Nefesini sıkıntıyla dudaklarının arasından serbest bıraktı. "Pek sayılmaz ama önemli değil," yeşil gözleri gözlerime odaklandı, "dün gece Diego'dan haber almıştım," diye hızlıca söyleyiverdi sanki daha fazla tutarsa patlayacakmış gibi, "daha doğrusu onun hakkında haber aldım," derken iç çekti ve önünde duran kupayı -bu sefer beyaz renkli tırnaklarıyla süslü- ince parmaklarının arasına aldı. "Kaza yapmış," deyip ifadesiz bir sesle itiraf etti kahvesini yudumladıktan hemen sonra, "durumu ağır diyorlar. Napa Eyalet Hastanesi'nde kaldığını öğrendim," kendine gelmek istercesine boğazını temizledi, "arabanın tekerleği patlakmış ancak yoğun bakımda olmasının sebebinin alkol koması olduğunu söylediler. Kazayı birkaç sıyrıkla atlatmış," bir süre sustu, "Dylan," bakışları tekrar beni bulduğunda boğazımda oluşan yumrudan kurtulmak istercesine zorlukla yutkundum. Buna ben sebep olmuştum. Amacım bu değildi bile. Tamam, o heriften hiç hoşlanmamıştım fakat birilerini incitmeyi kesinlikle istememiştim. Ağlamamak için dişlerimi sıkarken başımı belli belirsiz sallayarak devam etmesini bekledim. Konuşmaya başlamadan önce dudaklarını ıslattı, "eğer yarın şenliğe gelemezsem bil ki kötü bir şey olmuştur."
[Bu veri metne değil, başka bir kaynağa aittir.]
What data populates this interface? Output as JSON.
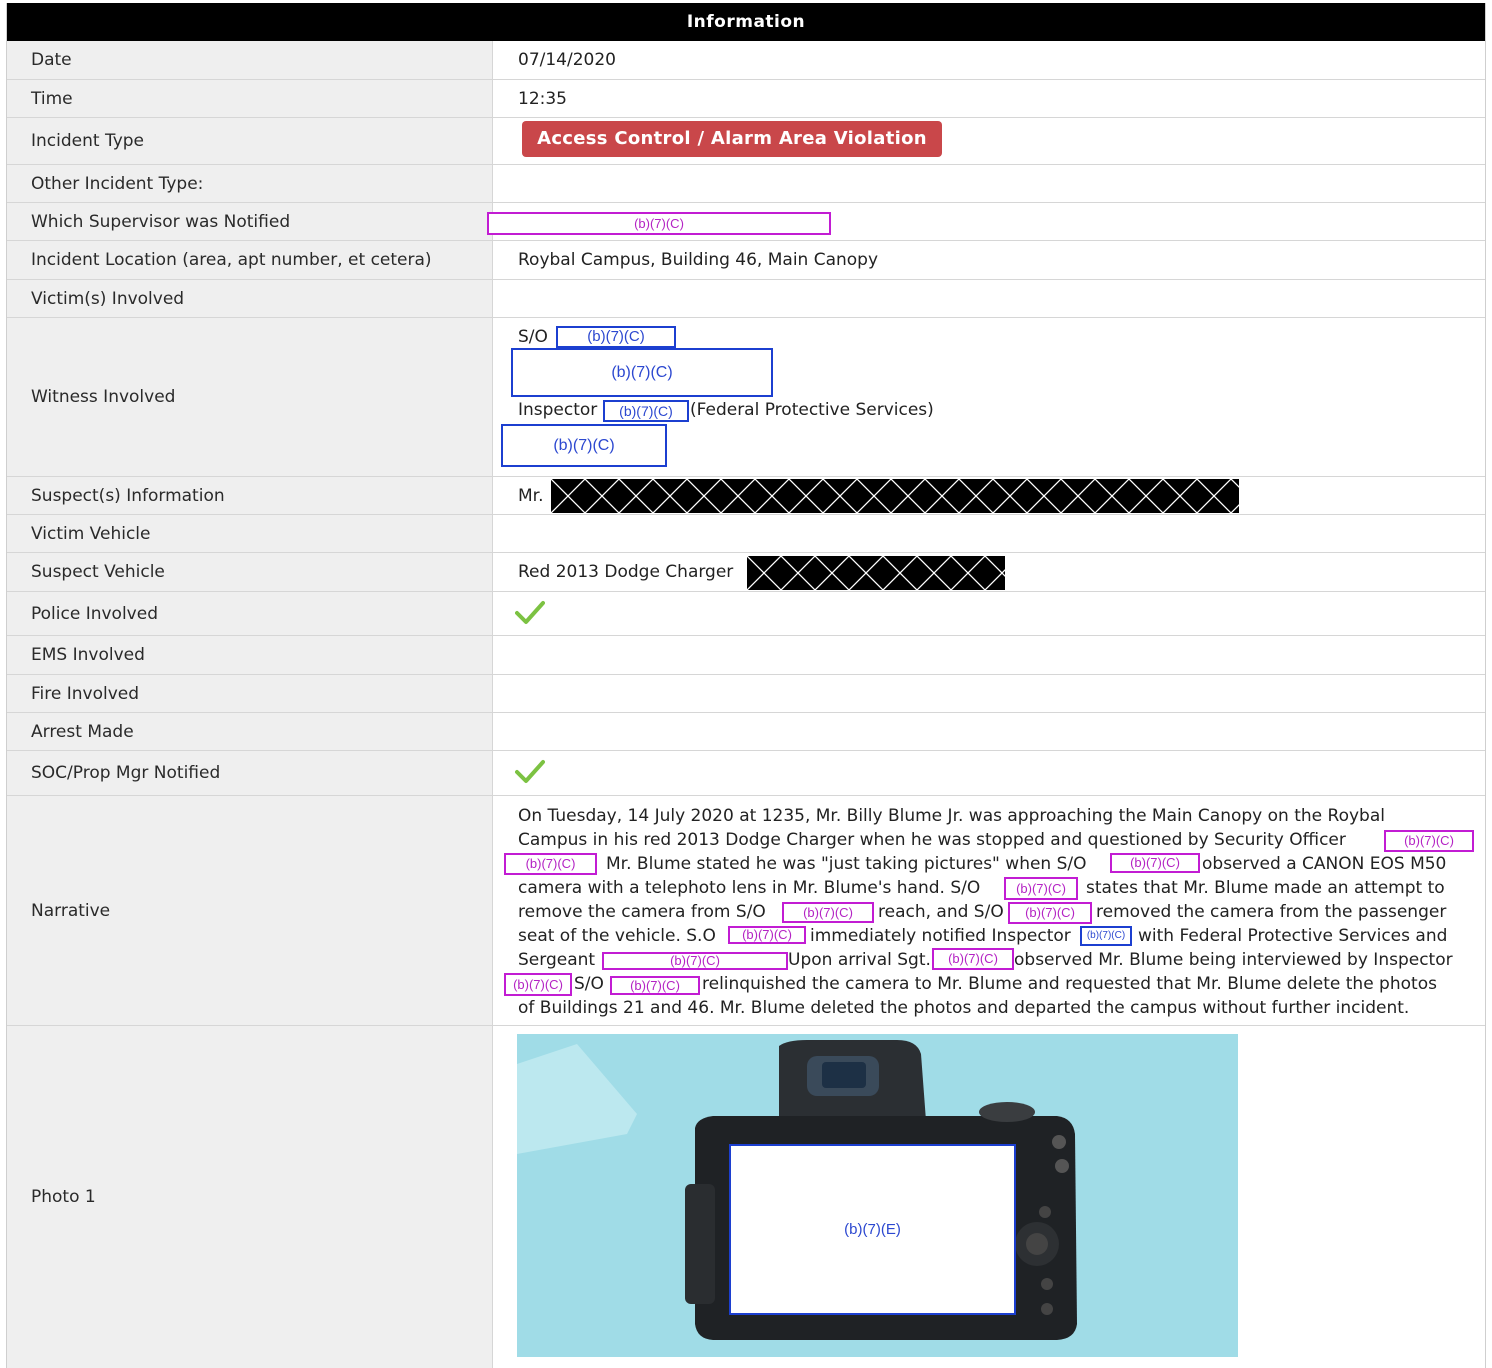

Onun hala o adamı önemsiyor oluşundan mı yoksa duyduğum suçluluk duygusundan mı bilmiyorum ancak gözümden düşen bir damla yaş yanağıma kayıverdi. Elimin tersiyle yüzümü silerken çoktan daha fazla ağlamaya başlamıştım bile. "Ben," diye geveledim ağzımın içinde sesimin titremesini önemsemeden, ardından derin bir nefes aldım ve yeşil gözlerine odaklandım, "arabanın tekerleğini ben patlatmıştım."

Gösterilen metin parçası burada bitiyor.